GULDENBERG

Leider kann Christoph Hein der Materie seines Romans wenig bis nichts Neues hinzufügen

Soziologen und Politikwissenschaftler haben den Konflikt zwischen den ländlichen Zonen und dem urbanen Raum als einen der entscheidenden unserer Zeit ausgemacht. Immer wieder liest man die Befunde in den Zeitungen, wird in den Nachrichten darüber aufgeklärt und findet Hintergrundartikel dazu in Sonntagsbeilagen oder als Dossier in Wochenzeitschriften. Die vermeintliche Rückständigkeit des Landlebens trifft auf die moderne Lebensart der Stadt. Konservativ, ja reaktionär, das eine, progressiv und fortschrittlich das andere. Vernachlässigt die Region, während in den Zentren die schnellsten Netze Daten in Ultrageschwindigkeit übertragen. Medizinische Versorgung? Hier ein Witz, dort ein Überangebot. Die Landflucht und die verwaisten Gehöfte als Beweise einer aussterbenden Agrarwirtschaft einerseits, die modernsten Auswüchse der Dienstleistungsgesellschaft andererseits. Man könnte die Gegensätze endlos weiterführen.
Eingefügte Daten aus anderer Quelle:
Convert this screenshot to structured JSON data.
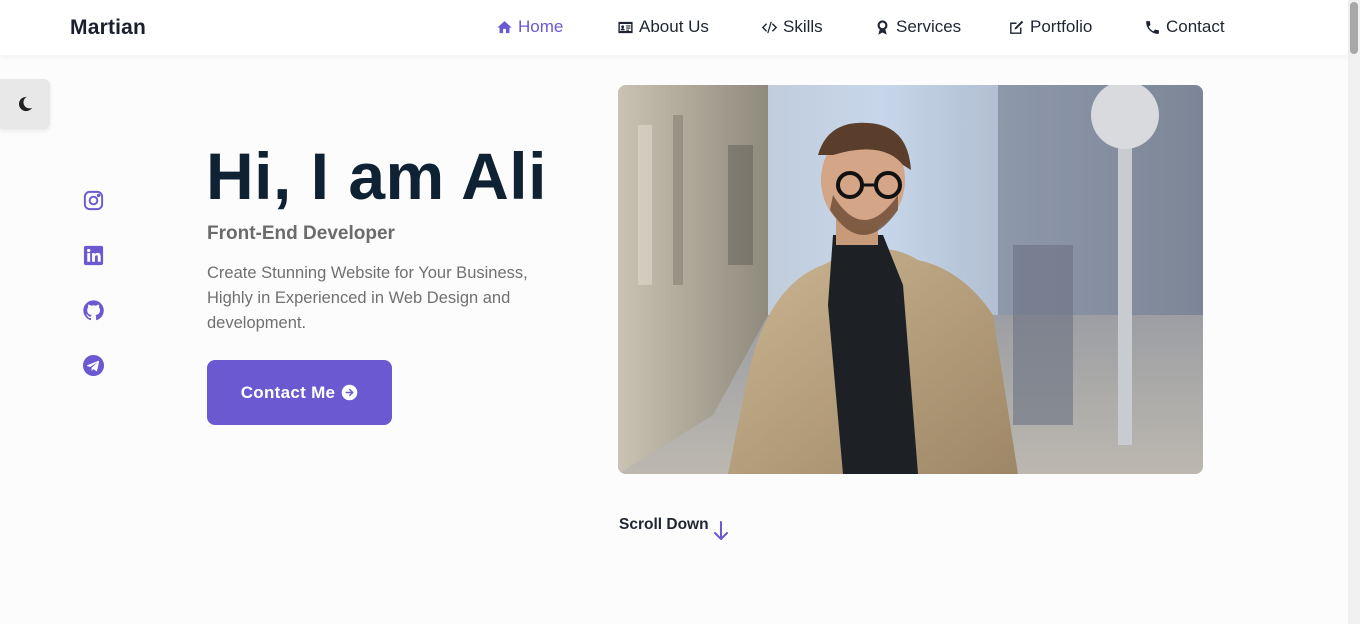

Natürlich ist es auch ein Thema, das längst schon in der Literatur angekommen ist. Als vor einigen Jahren Dörte Hansens Roman ALTES LAND (erschienen 2015) die Bestsellerlisten stürmte, wunderte man sich zunächst, doch spätestens als Juli Zeh mit UNTERLEUTEN (erschienen 2016) nachlegte und das Thema offenbar auch in Frankreich (Mathias Énards DAS JAHRESBANKETT DER TOTENGRÄBER/2020) und auch in der englischen Literatur (Lesley Karas DAS GERÜCHT/2018) aufgegriffen wurde, wusste man: Es scheint ein Trend zu sein.

Christoph Hein, allgemein gern als „Chronist der DDR“ bezeichnet, hat in seinen Romanen immer schon Abstecher ins Ländliche gewagt, hatte immer auch die Kleinstädte und Ortschaften im Auge, die vor allem nach der Wende besonders gebeutelt waren, da ihnen vor allem die junge Bevölkerung abhandenkam, darunter vor allem die jungen Frauen. Obwohl man ihn nun wahrlich nicht als „Chronist des Landlebens“ bezeichnen kann, wendet er sich nun, in seinem neuen Roman, genau diesem Landleben zu und versucht, die Besonderheiten gerade in den neueren Bundesländern zu untersuchen und aufzudecken. In GULDENBERG (2021) ist es die fiktive, titelgebende Kleinstadt, die in mehreren seiner Werke schon Erwähnung fand, die er literarisch schon mehrfach besucht hat, die nun in den Mittelpunkt der Aufmerksamkeit rückt.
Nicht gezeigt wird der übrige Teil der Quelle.